On the trail of the world's stolen art
Spectacular art heists may be imbued with a mythological, almost romantic status, but the underworld reality is far murkier
It was just after 2am when the lone, hooded man approached one of the museum’s south-facing windows and got to work. Had anyone been walking along Avenue de New York, the busy road that separates Paris Museum of Modern Art from the Seine, the intruder would have been in plain sight. But he moved quickly. Rather than breaking a pane of glass, which would have set off a vibration-sensor alarm, he carefully unscrewed the window and put it to one side. Facing him now was an imposing metal grille, but within no time he had sheared through the padlock and gently pushed it open.
As soon as the thief stepped inside the gallery, an infrared sensor detected his presence. That would normally have set off an alarm in the control room at the opposite end of the building, where three security guards were posted that night, but the system happened to be out of order at the time; a replacement part had been ordered but had not yet arrived.
The guards heard nothing. When police later viewed the grainy camera footage, they saw the thief walk calmly through three of the museum’s 20 rooms. He took five paintings from the wall and carefully removed each one from its frame, starting with Still Life with Chandeliers by Fernand Léger and followed by Olive Tree near Estaque by Georges Braque, La Pastorale by Henri Matisse, Dove with Green Peas by Pablo Picasso and, finally, Woman with a Fan by Amedeo Modigliani.
He then climbed out of the window with €100 million in rolled-up masterpieces under his arm and vanished. It was not until 6.50am that morning – May 20th, 2010 – that a security guard on his rounds discovered the missing window – and the biggest art heist in France in a quarter of a century.
The incident reverberated widely, shocking the art world and prompting anguished debate in France about whether its vaunted art institutions were up to dealing with the threat from bands of professional criminals. Police notified air- and seaports of the burglary and issued images of the five paintings to the media to make them harder to sell. The authorities also contacted Interpol, which entered details of the missing works into its database and sent an alert around the world.
Murky business
Art theft captures the public imagination like few other types of crime. The piratical derring-do of the spectacular heist has become a staple of literature and film, imbuing the act with a mythological, almost romantic status that belies its typically more prosaic and violent reality. But even by the opaque standards of global transnational crime, art theft is a notoriously murky business.
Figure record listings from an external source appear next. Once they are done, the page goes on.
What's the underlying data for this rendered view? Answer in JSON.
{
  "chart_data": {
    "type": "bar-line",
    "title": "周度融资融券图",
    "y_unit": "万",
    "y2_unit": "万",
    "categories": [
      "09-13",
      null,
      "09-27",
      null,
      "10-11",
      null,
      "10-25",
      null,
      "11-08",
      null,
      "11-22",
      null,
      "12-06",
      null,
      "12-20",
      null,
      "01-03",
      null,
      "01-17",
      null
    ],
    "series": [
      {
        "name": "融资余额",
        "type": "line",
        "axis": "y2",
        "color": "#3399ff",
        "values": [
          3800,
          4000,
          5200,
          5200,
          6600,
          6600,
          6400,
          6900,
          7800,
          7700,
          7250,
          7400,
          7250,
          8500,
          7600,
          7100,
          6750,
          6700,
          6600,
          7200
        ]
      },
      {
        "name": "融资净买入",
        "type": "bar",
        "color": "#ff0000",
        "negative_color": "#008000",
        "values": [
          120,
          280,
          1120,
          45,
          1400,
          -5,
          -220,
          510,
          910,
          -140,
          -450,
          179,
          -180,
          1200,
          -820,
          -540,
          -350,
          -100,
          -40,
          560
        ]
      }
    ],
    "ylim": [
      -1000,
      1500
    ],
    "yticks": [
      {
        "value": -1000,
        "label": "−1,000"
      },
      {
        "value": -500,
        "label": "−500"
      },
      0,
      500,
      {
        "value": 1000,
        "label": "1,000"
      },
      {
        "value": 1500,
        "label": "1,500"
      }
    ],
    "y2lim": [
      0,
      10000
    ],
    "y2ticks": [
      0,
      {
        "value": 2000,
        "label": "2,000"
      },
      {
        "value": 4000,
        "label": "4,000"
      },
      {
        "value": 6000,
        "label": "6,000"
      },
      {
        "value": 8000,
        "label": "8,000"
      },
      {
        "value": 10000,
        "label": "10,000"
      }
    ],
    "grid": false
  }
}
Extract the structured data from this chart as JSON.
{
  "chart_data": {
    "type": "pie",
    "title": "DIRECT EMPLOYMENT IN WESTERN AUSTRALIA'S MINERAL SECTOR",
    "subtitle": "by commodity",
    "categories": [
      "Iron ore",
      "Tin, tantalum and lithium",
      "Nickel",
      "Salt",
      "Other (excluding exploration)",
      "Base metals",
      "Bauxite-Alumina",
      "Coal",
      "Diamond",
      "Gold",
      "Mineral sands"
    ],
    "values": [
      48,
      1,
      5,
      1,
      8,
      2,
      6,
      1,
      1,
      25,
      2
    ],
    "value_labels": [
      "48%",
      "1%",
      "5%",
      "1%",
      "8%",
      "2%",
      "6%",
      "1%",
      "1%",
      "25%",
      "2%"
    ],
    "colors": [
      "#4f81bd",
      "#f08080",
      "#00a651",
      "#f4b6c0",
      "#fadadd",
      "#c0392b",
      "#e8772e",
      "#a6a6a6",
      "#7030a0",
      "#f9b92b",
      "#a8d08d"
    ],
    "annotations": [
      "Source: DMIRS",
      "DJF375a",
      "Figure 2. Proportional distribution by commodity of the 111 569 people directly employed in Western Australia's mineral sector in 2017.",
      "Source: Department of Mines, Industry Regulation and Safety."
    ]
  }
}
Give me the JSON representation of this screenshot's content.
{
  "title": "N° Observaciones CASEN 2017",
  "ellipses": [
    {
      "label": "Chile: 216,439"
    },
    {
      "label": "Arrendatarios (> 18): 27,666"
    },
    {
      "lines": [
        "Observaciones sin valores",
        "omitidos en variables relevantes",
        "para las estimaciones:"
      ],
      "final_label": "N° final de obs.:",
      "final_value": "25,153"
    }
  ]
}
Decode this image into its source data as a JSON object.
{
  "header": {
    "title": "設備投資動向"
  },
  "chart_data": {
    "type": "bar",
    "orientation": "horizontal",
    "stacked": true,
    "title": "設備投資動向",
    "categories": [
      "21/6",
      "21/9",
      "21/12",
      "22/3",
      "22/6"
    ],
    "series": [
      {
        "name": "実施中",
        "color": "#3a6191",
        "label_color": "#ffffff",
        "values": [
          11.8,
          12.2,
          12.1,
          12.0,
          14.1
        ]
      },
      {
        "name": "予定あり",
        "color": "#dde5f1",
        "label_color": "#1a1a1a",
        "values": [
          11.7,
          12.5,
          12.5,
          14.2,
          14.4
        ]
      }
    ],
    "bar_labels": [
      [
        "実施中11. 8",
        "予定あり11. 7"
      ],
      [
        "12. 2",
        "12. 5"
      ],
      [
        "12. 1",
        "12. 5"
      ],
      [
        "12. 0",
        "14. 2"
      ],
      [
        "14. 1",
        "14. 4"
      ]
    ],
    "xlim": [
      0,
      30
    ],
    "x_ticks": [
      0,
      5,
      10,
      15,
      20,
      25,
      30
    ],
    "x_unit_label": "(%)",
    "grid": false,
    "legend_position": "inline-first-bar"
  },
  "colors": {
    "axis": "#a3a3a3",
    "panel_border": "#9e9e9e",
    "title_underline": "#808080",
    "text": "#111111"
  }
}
The FBI estimates that art and cultural property crime – which includes theft, fraud, looting and trafficking across state and international lines – causes losses running as high as $6 billion (€4.5 billion) annually. But statistics are collated so erratically – some states lack the infrastructure to gather reliable information; others provide no countrywide breakdowns – that few specialists dare to gauge its scale.
Over the decades, however, hunters of stolen art – the network of police, private investigators, insurance companies and dealers who specialise in recoveries – have built up a sophisticated picture of the global black market in stolen art, its main operators and its greatest myths.
One of the nerve centres of that network is the office of Karl-Heinz Kind, a laconic German detective who is co-ordinator of Interpol’s works-of-art unit. Sitting behind his desk in the fortified Interpol complex in Lyons, Kind – a veteran with 30 years’ experience in this area – scans through records of more than 40,000 items, ranging from stolen eastern antiquities to modern masterpieces.
After a major theft, he explains, police occasionally get lucky and track down the stolen items quickly, but more commonly it will be decades before the works reappear. “In the art trade it would be very risky to [try to sell] just after the theft,” he says. “So sometimes items pass through several hands – perhaps up to 10 – before they show up in the market . . . I have several cases where items were discovered 30 or 40 years after the theft.”
When police began their investigation into the burglary at Paris Museum of Modern Art, in May 2010, they initially suspected an inside job. The thief must have known that the alarm was out of order, they presumed. But big gallery thefts involving staff are rare, and that hypothesis gradually receded. As after every high-profile art theft, the media was filled with speculation that the paintings must have been stolen to order by a mysterious connoisseur who craved them for his private collection.
To those in the field, however, that type of Dr No figure is the biggest myth of all. “There is no such person,” says Julian Radcliffe of the Art Loss Register, one of the leading players in global efforts against stolen art (see panel below).